Twelve-month non-deliverable yuan forwards indicate that China’s currency will appreciate 2.6 percent against the dollar in the next year. The yuan gained about 21 percent in the three years after a fixed exchange rate was scrapped in July 2005.
A US$586 billion, two-year stimulus package and subsidies for consumer purchases helped the economy expand 8.9 percent last quarter, the fastest pace in a year. China is poised to replace Japan as the world’s second-biggest economy next year, according to International Monetary Fund projections.
New law enacted to promote renewable energy
China’s utility companies will be required to buy all the power produced by wind farms and other renewable sources under a new law meant to promote the industry and reduce heavy reliance on coal.
Legislators approved the measure as an amendment to China’s 2006 renewable energy law, the official Xinhua News Agency reported.
Beijing has set ambitious goals for wind, solar and other renewable energy in an effort to clean up its environment and curb surging demand for imported oil and gas, which communist leaders see as a strategic weakness.
The measure could also help Beijing fulfill promises to restrain growth in emissions of carbon dioxide and other gases blamed for climate change.
“The legislation on improving the consumption of clean energy contributes to the global fight on climate change,” said Wang Zhongying, director of the renewable energy development center of the Cabinet’s main planning agency, according to Xinhua.
Other countries such as Germany and Spain also promote solar, wind and other renewable power sources by requiring utilities to buy these and to pay higher prices than for electricity from coal and other traditional sources.
Xinhua gave no details of pricing but said companies that operate China’s power grid could be fined if they refuse to buy renewable power, which suggested the cost may be higher. It said grid operators would be required to improve their technology and capacity to absorb power from renewable sources.
China is one of the biggest users of wind power and the government is trying to promote use of solar by promising to pay up to 70 percent of the cost of new systems.

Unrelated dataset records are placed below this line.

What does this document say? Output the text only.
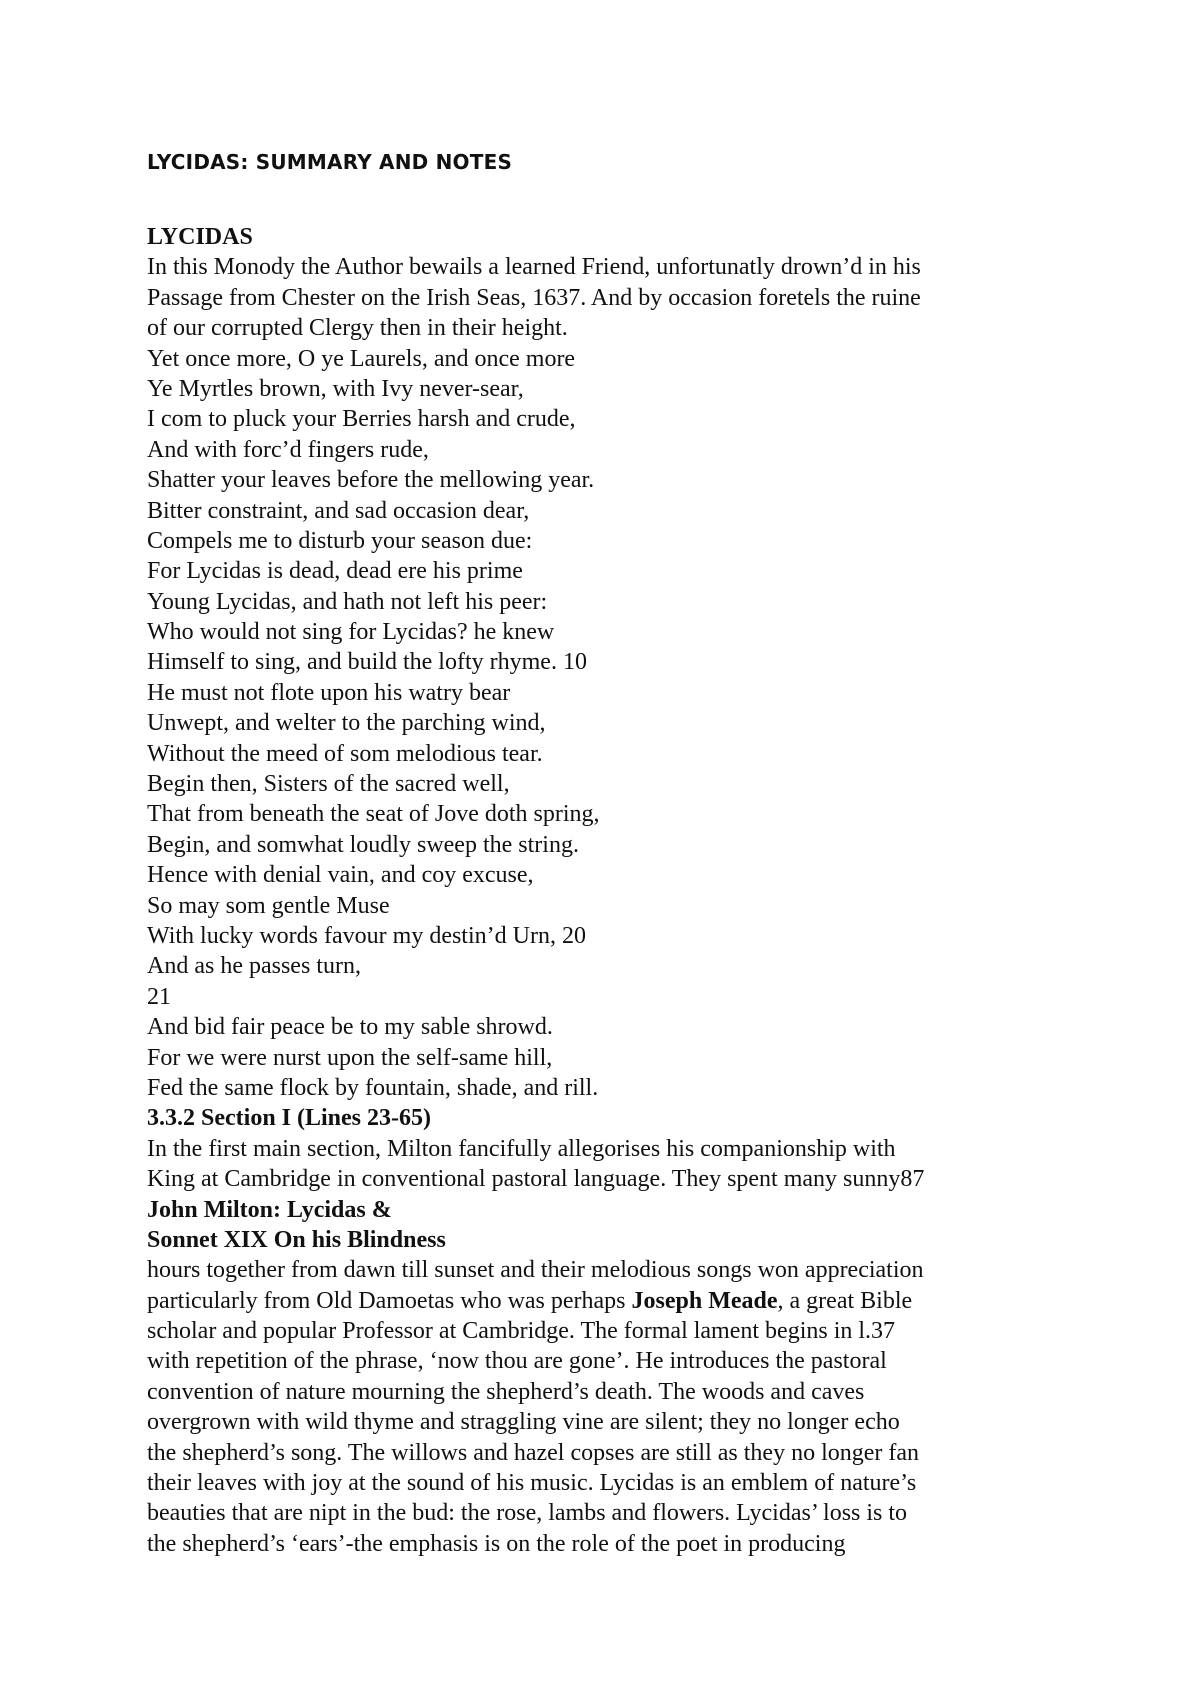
LYCIDAS: SUMMARY AND NOTES
LYCIDAS
In this Monody the Author bewails a learned Friend, unfortunatly drown’d in his
Passage from Chester on the Irish Seas, 1637. And by occasion foretels the ruine
of our corrupted Clergy then in their height.
Yet once more, O ye Laurels, and once more
Ye Myrtles brown, with Ivy never-sear,
I com to pluck your Berries harsh and crude,
And with forc’d fingers rude,
Shatter your leaves before the mellowing year.
Bitter constraint, and sad occasion dear,
Compels me to disturb your season due:
For Lycidas is dead, dead ere his prime
Young Lycidas, and hath not left his peer:
Who would not sing for Lycidas? he knew
Himself to sing, and build the lofty rhyme. 10
He must not flote upon his watry bear
Unwept, and welter to the parching wind,
Without the meed of som melodious tear.
Begin then, Sisters of the sacred well,
That from beneath the seat of Jove doth spring,
Begin, and somwhat loudly sweep the string.
Hence with denial vain, and coy excuse,
So may som gentle Muse
With lucky words favour my destin’d Urn, 20
And as he passes turn,
21
And bid fair peace be to my sable shrowd.
For we were nurst upon the self-same hill,
Fed the same flock by fountain, shade, and rill.
3.3.2 Section I (Lines 23-65)
In the first main section, Milton fancifully allegorises his companionship with
King at Cambridge in conventional pastoral language. They spent many sunny87
John Milton: Lycidas &
Sonnet XIX On his Blindness
hours together from dawn till sunset and their melodious songs won appreciation
particularly from Old Damoetas who was perhaps Joseph Meade, a great Bible
scholar and popular Professor at Cambridge. The formal lament begins in l.37
with repetition of the phrase, ‘now thou are gone’. He introduces the pastoral
convention of nature mourning the shepherd’s death. The woods and caves
overgrown with wild thyme and straggling vine are silent; they no longer echo
the shepherd’s song. The willows and hazel copses are still as they no longer fan
their leaves with joy at the sound of his music. Lycidas is an emblem of nature’s
beauties that are nipt in the bud: the rose, lambs and flowers. Lycidas’ loss is to
the shepherd’s ‘ears’-the emphasis is on the role of the poet in producing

China faces the challenge that its windiest areas are far from populous cities, requiring costly transmission lines that in many areas have yet to be built. Wind farm construction has raced ahead so fast that 25 percent are not connected to the national power grid.
Government goals issued in 2005 call for at least 15 percent of China’s power to come from wind, solar and hydropower by 2020; up from 9 percent now. Officials say that target may be raised to 20 percent because the industry is developing so fast.
Coal provides two-thirds of China’s power and is expected to remain the dominant energy source in coming years.
China is the world’s biggest emitter of greenhouse gases, but is not bound by global agreements on curbing emissions because it is a developing economy. But the Cabinet promised last month to reduce emissions of carbon dioxide for each unit of economic output by 40 percent to 45 percent from 2005 levels by 2020.
China’s top legislature adopts tort law
China’s top legislature has ended its five-day bimonthly session, approving tort liability, island protection laws and an amendment to the renewable energy law.
Wu Bangguo, chairman of the Standing Committee of the National People’s Congress (NPC), told the closing meeting that the Tort Law was significant in “protecting civil rights and people’s interests, preventing and punishing infringement acts, reducing conflicts and promoting social harmony and stability.”
The top legislator said the amendment to the renewable energy law would “greatly promote a healthy and rapid development of the renewable energy sector and adjust energy structure to strengthen the building of an environment-friendly and resource-saving society.”
The island protection law would play a key role in protecting islands’ eco-systems, rationally utilising natural resources and safeguarding the country’s marine rights, Wu said.
The session also examined two reports from the State Council on employment and boosting development of small and medium-sized enterprises.
It also voted to ratify a United Nations protocol to combat human trafficking―the Protocol to Prevent, Suppress and Punish Trafficking in Persons, Especially Women and Children―supplementing the UN Convention against Transnational Organised Crime.
The session also approved a pact on criminal judicial assistance between China and Malta.
It voted to appoint Han Changfu, former governor of northeastern Jilin Province, as agricultural minister.
The meeting also decided to open the annual plenary session of the NPC on 5th March next year.